Testing the correlation between bending angle and polarization properties of bent radio galaxies

TL;DR

This study investigates whether the bending angle of radio galaxies correlates with their polarization properties, finding no significant correlation and suggesting bent radio galaxies are reliable probes of intracluster magnetic fields.

Contribution

The paper provides the first systematic analysis of the relationship between jet bending and polarization properties in a sample of polarized bent radio galaxies, using VLA data.

Findings

No significant correlation between bending angle and polarization parameters.

Bent radio galaxies are reliable probes of intracluster magnetic fields.
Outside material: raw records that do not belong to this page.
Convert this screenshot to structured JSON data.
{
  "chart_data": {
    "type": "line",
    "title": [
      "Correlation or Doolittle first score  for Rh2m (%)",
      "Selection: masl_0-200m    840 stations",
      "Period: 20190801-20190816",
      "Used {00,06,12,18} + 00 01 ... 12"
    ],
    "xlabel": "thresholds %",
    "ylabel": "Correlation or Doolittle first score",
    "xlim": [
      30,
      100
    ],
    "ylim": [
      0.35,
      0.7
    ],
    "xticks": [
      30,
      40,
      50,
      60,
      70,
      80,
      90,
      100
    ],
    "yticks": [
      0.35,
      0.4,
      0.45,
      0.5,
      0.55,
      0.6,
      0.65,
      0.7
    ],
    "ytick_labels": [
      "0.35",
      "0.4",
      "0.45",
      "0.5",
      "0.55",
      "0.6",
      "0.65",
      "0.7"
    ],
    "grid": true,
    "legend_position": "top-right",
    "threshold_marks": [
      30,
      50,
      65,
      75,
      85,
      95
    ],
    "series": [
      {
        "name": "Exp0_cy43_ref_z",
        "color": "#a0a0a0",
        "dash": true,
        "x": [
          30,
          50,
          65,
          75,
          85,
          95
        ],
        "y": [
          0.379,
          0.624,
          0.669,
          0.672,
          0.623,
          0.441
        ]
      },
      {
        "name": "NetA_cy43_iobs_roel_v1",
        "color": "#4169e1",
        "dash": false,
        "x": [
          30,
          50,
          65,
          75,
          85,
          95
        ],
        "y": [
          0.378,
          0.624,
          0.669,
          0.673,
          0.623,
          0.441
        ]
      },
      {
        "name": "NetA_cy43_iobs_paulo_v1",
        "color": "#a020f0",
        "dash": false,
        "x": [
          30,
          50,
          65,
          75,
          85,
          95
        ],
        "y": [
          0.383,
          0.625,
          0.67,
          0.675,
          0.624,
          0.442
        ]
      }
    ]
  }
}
Future surveys will enable more statistically powerful tests.

Abstract

The bending of radio galaxies in galaxy clusters is expected to be caused by interactions with the local environment. The physical processes responsible for jet bending, and their influence on the polarization properties of radio galaxies, remain poorly understood, leading to the question of whether jet properties in bent radio galaxies differ from those in linear radio galaxies. Using a sample of 24 polarized bent radio galaxies, observed with the Karl G. Jansky Very Large Array at 1--2 GHz, we test for correlation of bending angle with polarization parameters measuring Faraday rotation, intrinsic fractional polarization, and Faraday rotation dispersion, used here as a measure of turbulence along the line of sight. We find no statistically significant correlations. At the spatial resolution of our dataset (3--46 kpc, median 18.4 kpc), our results indicate that we are primarily probing larger-scale intracluster medium effects not related to bending angle. The absence of a statistically significant correlation suggests that bent radio galaxies are reliable probes of intracluster magnetic fields, because their intrinsic properties do not appear to introduce systematic biases into measured polarization parameters. We do detect a preference for source magnetic field vectors to align with the direction of jet bending. Finally, we estimate that the POSSUM and SKA surveys will contain $\gtrsim$300 and $\gtrsim$1000 polarized radio galaxies, respectively, providing large future samples with a range of bending angles and similar redshift distribution and number of beams per source as in our sample, enabling our results to be tested with greater statistical power.